I didn’t love this kind of emotional seesaw of enjoyment and annoyance, even if this feeling did diminish as I progressed.
At some point, I realized that I had seen all the game mechanics for combat, crafting, and magic, and all that was left to do was to uncover all the maps and game areas, see what story the game had in store, and mark the game as done and dusted once the credits rolled. I found myself speedrunning through the main and companion quests, steamrolling through areas toward quest markers to grab quest items, as many in a given area as I could, and running back to camp to dump them progress the story.
Focusing on quests in this way made it very clear that they’re all structured the same way, sending the protagonist from area to area on a relay of locate-and-fetch tasks culminating with dialogue in the camp and the long-awaited “Quest complete” animation. Very pretty and shimmery, if I may add, but underscoring the tediousness nonetheless.
At some point, I just wanted it to be over.
A lot of people refer to Eternal Strands as a sandbox, but I can see none of it in how the game is currently organized. There isn’t much to build on in camp, besides the station upgrades, most of which would be done by late game anyway, and endless variations of armour and weapons. You can tinker with their stats ad infinitum by using different materials, but how interesting is it, and for how long?
Once you venture on an expedition, it’s true that you can explore to your heart’s content and kill enemies and battle epic foes—they all respawn, after all. But the maps are static, the layouts do not change—why would they? It’s a story-driven game. You can experiment with different ways to use the environment and types of magic abilities to fight, and I concede that could be a fun challenge for a player who’s not me, but that still isn’t enough for a sandbox experience, not the way I understand it. There might be potential for it, given the game’s setup and mechanics, but I don’t see a clear path to making it happen.

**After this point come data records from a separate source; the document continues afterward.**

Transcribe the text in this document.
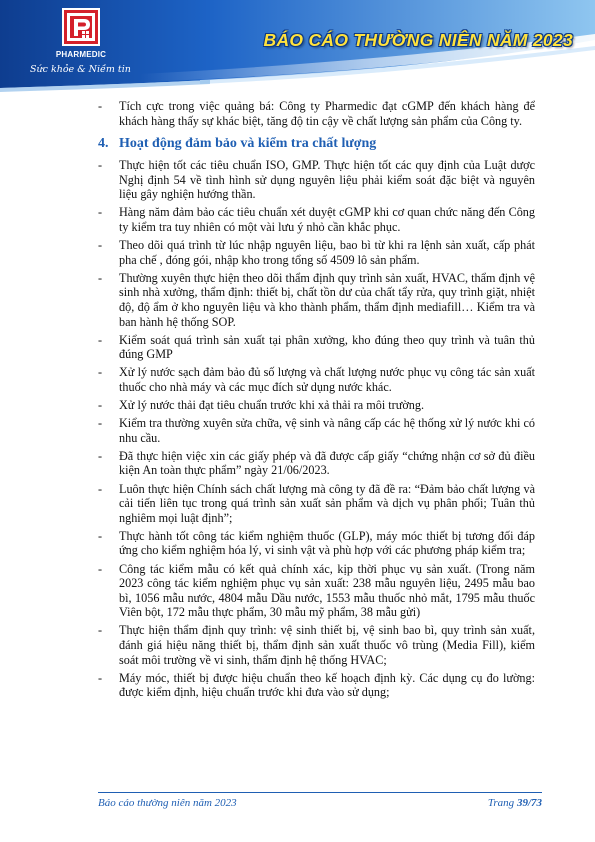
PHARMEDIC
Sức khỏe & Niềm tin
BÁO CÁO THƯỜNG NIÊN NĂM 2023
- Tích cực trong việc quảng bá: Công ty Pharmedic đạt cGMP đến khách hàng để khách hàng thấy sự khác biệt, tăng độ tin cậy về chất lượng sản phẩm của Công ty.
4. Hoạt động đảm bảo và kiểm tra chất lượng
- Thực hiện tốt các tiêu chuẩn ISO, GMP. Thực hiện tốt các quy định của Luật dược Nghị định 54 về tình hình sử dụng nguyên liệu phải kiểm soát đặc biệt và nguyên liệu gây nghiện hướng thần.
- Hàng năm đảm bảo các tiêu chuẩn xét duyệt cGMP khi cơ quan chức năng đến Công ty kiểm tra tuy nhiên có một vài lưu ý nhỏ cần khắc phục.
- Theo dõi quá trình từ lúc nhập nguyên liệu, bao bì từ khi ra lệnh sản xuất, cấp phát pha chế , đóng gói, nhập kho trong tổng số 4509 lô sản phẩm.
- Thường xuyên thực hiện theo dõi thẩm định quy trình sản xuất, HVAC, thẩm định vệ sinh nhà xưởng, thẩm định: thiết bị, chất tồn dư của chất tẩy rửa, quy trình giặt, nhiệt độ, độ ẩm ở kho nguyên liệu và kho thành phẩm, thẩm định mediafill… Kiểm tra và ban hành hệ thống SOP.
- Kiểm soát quá trình sản xuất tại phân xưởng, kho đúng theo quy trình và tuân thủ đúng GMP
- Xử lý nước sạch đảm bảo đủ số lượng và chất lượng nước phục vụ công tác sản xuất thuốc cho nhà máy và các mục đích sử dụng nước khác.
- Xử lý nước thải đạt tiêu chuẩn trước khi xả thải ra môi trường.
- Kiểm tra thường xuyên sửa chữa, vệ sinh và nâng cấp các hệ thống xử lý nước khi có nhu cầu.
- Đã thực hiện việc xin các giấy phép và đã được cấp giấy “chứng nhận cơ sở đủ điều kiện An toàn thực phẩm” ngày 21/06/2023.
- Luôn thực hiện Chính sách chất lượng mà công ty đã đề ra: “Đảm bảo chất lượng và cải tiến liên tục trong quá trình sản xuất sản phẩm và dịch vụ phân phối; Tuân thủ nghiêm mọi luật định”;
- Thực hành tốt công tác kiểm nghiệm thuốc (GLP), máy móc thiết bị tương đối đáp ứng cho kiểm nghiệm hóa lý, vi sinh vật và phù hợp với các phương pháp kiểm tra;
- Công tác kiểm mẫu có kết quả chính xác, kịp thời phục vụ sản xuất. (Trong năm 2023 công tác kiểm nghiệm phục vụ sản xuất: 238 mẫu nguyên liệu, 2495 mẫu bao bì, 1056 mẫu nước, 4804 mẫu Dầu nước, 1553 mẫu thuốc nhỏ mắt, 1795 mẫu thuốc Viên bột, 172 mẫu thực phẩm, 30 mẫu mỹ phẩm, 38 mẫu gửi)
- Thực hiện thẩm định quy trình: vệ sinh thiết bị, vệ sinh bao bì, quy trình sản xuất, đánh giá hiệu năng thiết bị, thẩm định sản xuất thuốc vô trùng (Media Fill), kiểm soát môi trường về vi sinh, thẩm định hệ thống HVAC;
- Máy móc, thiết bị được hiệu chuẩn theo kế hoạch định kỳ. Các dụng cụ đo lường: được kiểm định, hiệu chuẩn trước khi đưa vào sử dụng;
Báo cáo thường niên năm 2023	Trang 39/73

Very little is actually wrong with Eternal Strands. The Quebéc City-based Yellow Brick Games’ debut is clearly made with love. The game runs well, looks absolutely gorgeous, has some moments of good writing and gameplay thrill. There is a lot to enjoy in Eternal Strands, but the end result is more tedious than enjoyable, albeit dressed up pretty. It propels itself in many different directions, combining genres, mechanics, and art styles.
Broken apart and taken as a standalone, each piece could make a neat little game or even an animated movie. All together, they make a jumbo game experience that’s neither here nor there, pleasant to the eye and fleetingly enjoyable, dragged down by endless dialogue and no less endless grind. For resources, for the story to advance, for enemies to spawn, and, ultimately, for patience.
The patience Eternal Strands is asking of me is eternal as well. I’m short on that these days.







The only thing about it that piqued my curiosity was the mention of elemental/environmental interaction, and put me in mind of the 2D stealth game Wildfire. I think the 'sandbox' framing is a red flag - games with those sorts of systems benefit from structure that you can experiment within, and a lack of structure isn't usually the bullet point feature people claim it is.
This is very helpful - I'll be digging into new games again soon and this certainly looked up my alley (especially the elemental/environmental aspects mentioned by other commenters). But maybe best to wait it out if that's the case. I agree that being a smaller studio means giving it some slack - I've been disappointed by much bigger studios lately dropping Big Concept, Repetitive Gameplay on my lap that are just interesting enough to peak my interest, but are ultimately unfulfilling.